Non è difficile comprendere come questo benessere sia riservato alle classi abbienti, mentre il contadino è mantenuto nello stato antico «di abbiezione, di ignoranza e di sconforto»: e non sarebbe quindi improbabile che da un momento all’altro si manifestasse ancor qui con violenza la tendenza emigratrice.
Da queste premesse è facile prevedere come qui il fenomeno emigratorio non sia guari allarmante. Si lamenta è vero una certa deficienza di braccia per l'agricoltura; ma non ne è causa speciale l'emigrazione, bensì la tendenza degli individui a dedicarsi ad occupazioni d'altro genere.
Si emigra per desiderio di lucro, ma col proposito costante del ritorno; è rara la famiglia, anche di medio ceto, che non abbia un membro in America e che da quello non riceva soccorsi o risparmi. Pur tuttavia l’enorme riduzione dell'industria armentizia che formava un tempo la fonte principale di ricchezza, è causa di disagio cui a stento sopperiscono i proventi dell’ emigrazione.

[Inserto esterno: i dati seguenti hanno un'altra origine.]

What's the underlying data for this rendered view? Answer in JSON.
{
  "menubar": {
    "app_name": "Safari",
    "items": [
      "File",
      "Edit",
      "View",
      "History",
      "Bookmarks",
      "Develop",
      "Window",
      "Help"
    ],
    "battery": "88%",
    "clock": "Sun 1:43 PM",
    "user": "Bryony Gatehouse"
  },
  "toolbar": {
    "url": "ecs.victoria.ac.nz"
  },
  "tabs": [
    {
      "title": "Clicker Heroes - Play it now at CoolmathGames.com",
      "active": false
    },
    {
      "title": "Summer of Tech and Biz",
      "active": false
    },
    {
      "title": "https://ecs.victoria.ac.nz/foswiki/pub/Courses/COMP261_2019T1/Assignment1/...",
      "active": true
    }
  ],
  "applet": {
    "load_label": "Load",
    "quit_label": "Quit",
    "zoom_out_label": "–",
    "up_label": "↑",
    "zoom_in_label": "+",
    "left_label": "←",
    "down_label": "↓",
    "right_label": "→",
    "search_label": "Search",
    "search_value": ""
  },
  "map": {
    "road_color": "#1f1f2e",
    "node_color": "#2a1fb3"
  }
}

Non esiste affatto esodo verso l’America del Nord: il nucleo maggiore degli emigranti si trova nell’Argentina e, non ostante la crisi economica di quel paese, non si nota che si trovino in tristi condizioni. Moltissimi si trovano pure al Brasile, vari di essi vi possiedono delle fazendas al cui lavoro chiamano i compaesani. Certo Canciani Maurizio proprietario di una fazendas presso Juboticabal venne recentemente in patria e riemigrò, conducendo seco varie famiglie che colà si trovarono soddisfatte.
Muratori e falegnami in massima parte, trovano agevolmente lavoro: gli altri si dedicano al commercio minuto e si spargono in Centro America, nel Venezuela e nelle Antille. Ve n’hanno a Portorico in buone condizioni ed a Panama e Caracas. A Lauria notai con gradita sorpresa un accenno ad industrie locali che denotano la possibilità di trovarvi già pronta una buona maestranza, qualora sorgesse una intelligente iniziativa d'approfittare dei 500 cavalli di forza d'acqua, che vanno attualmente quasi del tutto perduti.

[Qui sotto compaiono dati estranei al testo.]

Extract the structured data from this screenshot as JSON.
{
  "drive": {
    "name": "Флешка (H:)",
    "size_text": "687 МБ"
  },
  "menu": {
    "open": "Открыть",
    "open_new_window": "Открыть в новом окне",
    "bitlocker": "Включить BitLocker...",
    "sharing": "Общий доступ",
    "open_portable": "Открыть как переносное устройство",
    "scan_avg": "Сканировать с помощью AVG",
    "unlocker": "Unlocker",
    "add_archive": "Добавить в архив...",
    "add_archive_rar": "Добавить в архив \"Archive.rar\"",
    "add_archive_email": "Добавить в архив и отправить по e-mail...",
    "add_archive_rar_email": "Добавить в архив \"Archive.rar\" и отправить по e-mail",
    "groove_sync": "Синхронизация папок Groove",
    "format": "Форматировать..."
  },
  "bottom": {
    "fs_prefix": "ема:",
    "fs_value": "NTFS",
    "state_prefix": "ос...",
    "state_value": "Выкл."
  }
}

Numerosi telai di rozzo panno e di tele casalinghe di lino e cotone forniscono la regione, non bastando naturalmente al consumo. Varie concerie di pelli possono sostenere validamente la concorrenza dei grandi produttori, grazie alla grande quantità di foglie di mirto che si trovano nelle vicinanze e che servono quale sostanza tannica pregevolissima. Il vitto delle classi lavoratrici è quasi esclusivamente vegetariano, non avendo altro condimento che il lardo dei maiali che ogni famiglia alleva con grandi sacrifici.

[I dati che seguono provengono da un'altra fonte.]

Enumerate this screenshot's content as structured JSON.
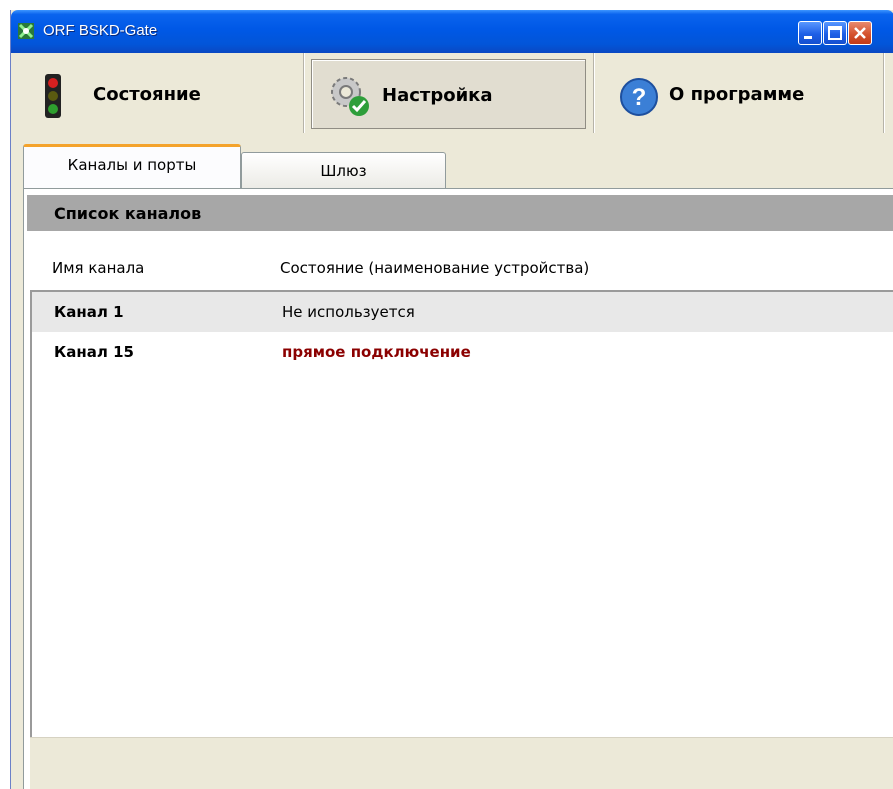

Sarebbe assai desiderata qui la prosecuzione della ferrovia che fa capo a Lagonegro e che nel primitivo progetto avrebbe dovuto prolungarsi per la Valle del Noce fino a congiungersi con quella del litorale tirreno a Castrocucco, oppure proseguire per Rotonda e Viggianello fino a Castrovillari e Cosenza. Data la esiguità del traffico, mi par dubbia la sua urgenza e pericolosa, per le osservazioni già fatte, la sua costruzione.